The Ardern government refuses to mention Tarrant’s name publicly to deny him any platform or reputation.
Imam Jamal Fouda, a survivor of the attack on the Al Noor mosque in Christchurch, said he “finds it difficult to understand” Tarrant’s appeal, given that he “personally pleaded guilty”.
He told the New Zealand Herald: “I can’t help but believe this is yet another act of this terrorist to hurt his victims again by keeping his memory and his acts of terrorism alive.”
Tarrant, an Australian who moved to Christchurch in 2017, stormed two mosques in the southern city on March 15, 2019, armed with military-style semi-automatic rifles.
He intended to kill as many Muslims as possible, broadcast the attack on Facebook via a head-mounted camera, and also posted a 74-page manifesto on forums promoting extremism.
His trial took place in 2020, and during the trial he chose not to give any testimony, and pleaded guilty to charges of murder, attempted murder and terrorism, and declined to oppose the prosecution’s request for the maximum possible sentence.
He was sentenced to life in prison without parole, the first time New Zealand had handed down such a sentence. There is no death penalty in the country.
The judge who delivered the ruling at the time noted that Tarrant showed no remorse, remorse or shame for what he had done, and Judge Cameron Mander told him: “Your crimes are so vicious that even if you are imprisoned all your life to your death, you will not exhaust the terms of the sentence.”

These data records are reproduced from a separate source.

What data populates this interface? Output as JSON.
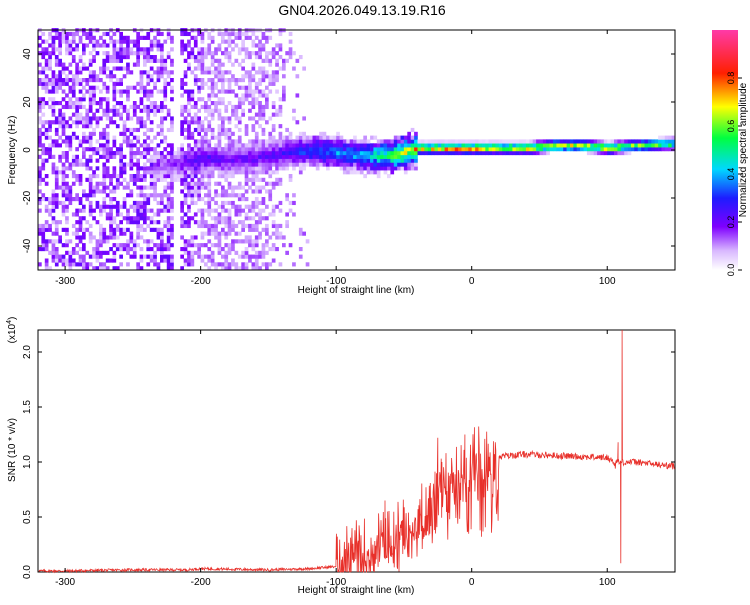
{
  "title": "GN04.2026.049.13.19.R16",
  "colors": {
    "snr_line": "#e8302a",
    "axis": "#000000"
  },
  "chart_data": [
    {
      "type": "heatmap",
      "title": "GN04.2026.049.13.19.R16",
      "xlabel": "Height of straight line (km)",
      "ylabel": "Frequency (Hz)",
      "xlim": [
        -320,
        150
      ],
      "ylim": [
        -50,
        50
      ],
      "x_ticks": [
        -300,
        -200,
        -100,
        0,
        100
      ],
      "y_ticks": [
        -40,
        -20,
        0,
        20,
        40
      ],
      "colorbar": {
        "label": "Normalized spectral amplitude",
        "range": [
          0.0,
          1.0
        ],
        "ticks": [
          "0.0",
          "0.2",
          "0.4",
          "0.6",
          "0.8"
        ],
        "colormap": "rainbow (white-violet-blue-cyan-green-yellow-red-magenta)"
      },
      "features": [
        {
          "name": "broadband noise",
          "x_range": [
            -320,
            -120
          ],
          "freq_range": [
            -50,
            50
          ],
          "amplitude": 0.1
        },
        {
          "name": "signal ridge",
          "x_range": [
            -120,
            150
          ],
          "freq_center": 0,
          "amplitude_peak": 0.95
        }
      ],
      "ridge": {
        "x": [
          -230,
          -200,
          -180,
          -160,
          -140,
          -120,
          -100,
          -80,
          -60,
          -40,
          -20,
          0,
          20,
          40,
          60,
          80,
          100,
          120,
          150
        ],
        "freq": [
          -8,
          -4,
          -5,
          -4,
          -2,
          -1,
          -2,
          -3,
          -3,
          0,
          0,
          0,
          0,
          0,
          1,
          1,
          0,
          1,
          2
        ],
        "amplitude": [
          0.15,
          0.3,
          0.25,
          0.25,
          0.3,
          0.4,
          0.45,
          0.5,
          0.7,
          0.9,
          0.95,
          0.95,
          0.9,
          0.85,
          0.85,
          0.8,
          0.85,
          0.75,
          0.7
        ]
      }
    },
    {
      "type": "line",
      "xlabel": "Height of straight line (km)",
      "ylabel": "SNR (10 * v/v)",
      "y_multiplier": "(x10^4)",
      "xlim": [
        -320,
        150
      ],
      "ylim": [
        0,
        2.2
      ],
      "x_ticks": [
        -300,
        -200,
        -100,
        0,
        100
      ],
      "y_ticks": [
        "0.0",
        "0.5",
        "1.0",
        "1.5",
        "2.0"
      ],
      "series": [
        {
          "x": [
            -320,
            -300,
            -250,
            -210,
            -200,
            -150,
            -120,
            -100,
            -90,
            -80,
            -70,
            -60,
            -50,
            -40,
            -30,
            -20,
            -10,
            0,
            10,
            20,
            30,
            40,
            60,
            80,
            100,
            105,
            108,
            110,
            112,
            120,
            150
          ],
          "y": [
            0.01,
            0.01,
            0.02,
            0.02,
            0.03,
            0.02,
            0.03,
            0.05,
            0.1,
            0.15,
            0.22,
            0.25,
            0.3,
            0.45,
            0.6,
            0.75,
            0.85,
            0.95,
            1.0,
            1.05,
            1.06,
            1.07,
            1.06,
            1.05,
            1.04,
            1.0,
            0.9,
            2.2,
            1.0,
            1.0,
            0.96
          ],
          "spikes": [
            {
              "x": -64,
              "y": 0.65
            },
            {
              "x": -62,
              "y": 0.55
            },
            {
              "x": -25,
              "y": 1.22
            },
            {
              "x": -22,
              "y": 1.0
            },
            {
              "x": -5,
              "y": 1.25
            },
            {
              "x": 108,
              "y": 1.18
            },
            {
              "x": 110,
              "y": 0.08
            },
            {
              "x": 111,
              "y": 2.2
            }
          ]
        }
      ]
    }
  ]
}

Deaths are currently being investigated in New Zealand in the attack, and authorities said on Tuesday they would consider whether the appeal would affect the investigation.

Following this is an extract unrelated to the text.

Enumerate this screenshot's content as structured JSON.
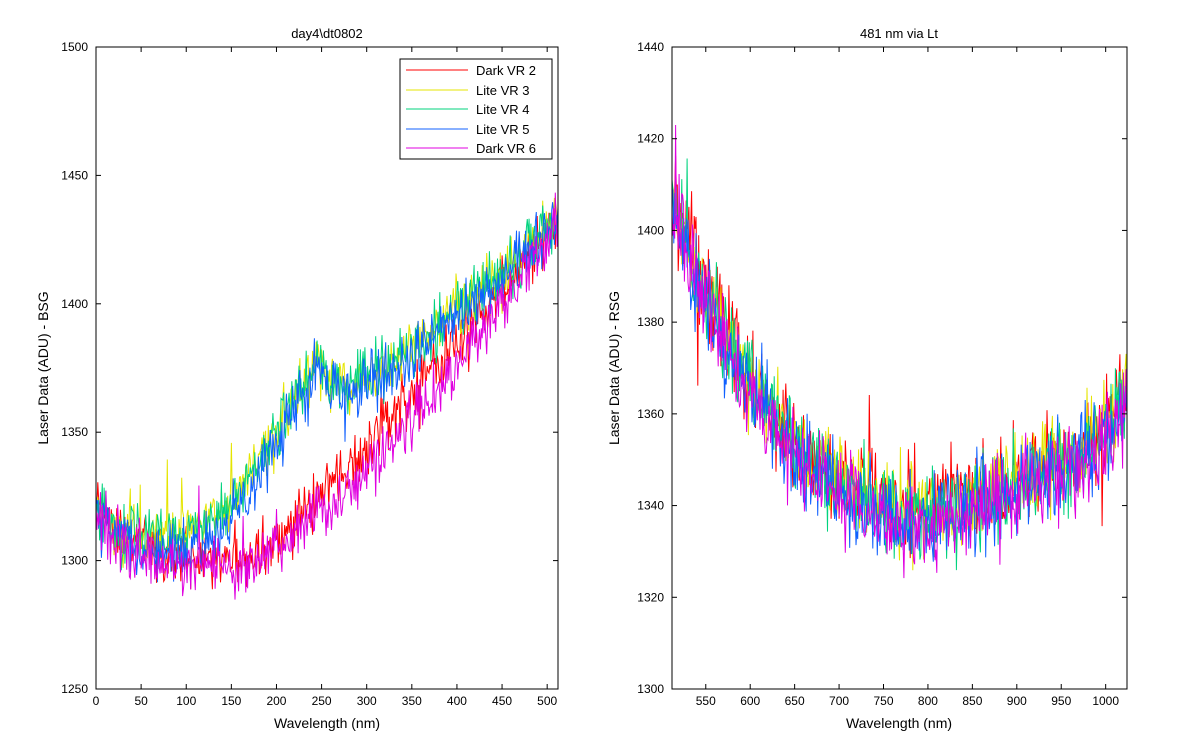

The Christchurch attack has been described as the worst mass shooting in New Zealand’s history, and the shootings have prompted Parliament to pass tougher gun laws and buy back certain types of guns from owners.
What happened in Christchurch?
The gunman opened fire on two mosques in the city on March 15, 2019.
First, the worshipers were targeted inside the Al-Noor Mosque.
Less than 30 seconds later, he returned to his car to get another weapon, then entered the mosque again and resumed shooting at those inside.
The entire incident was broadcast live on Facebook via a camera that the perpetrator attached to a hat he was wearing, then drove to the Linwood Islamic Center where he shot two people outside and then shot the windows.
A man from the inside lunged out and picked up one of the attacker’s guns before he was pushed away.
Two police officers then chased after the gunman and arrested him.
After his arrest, Tarrant told police that his plan was to burn mosques after his attack and that he wished he had.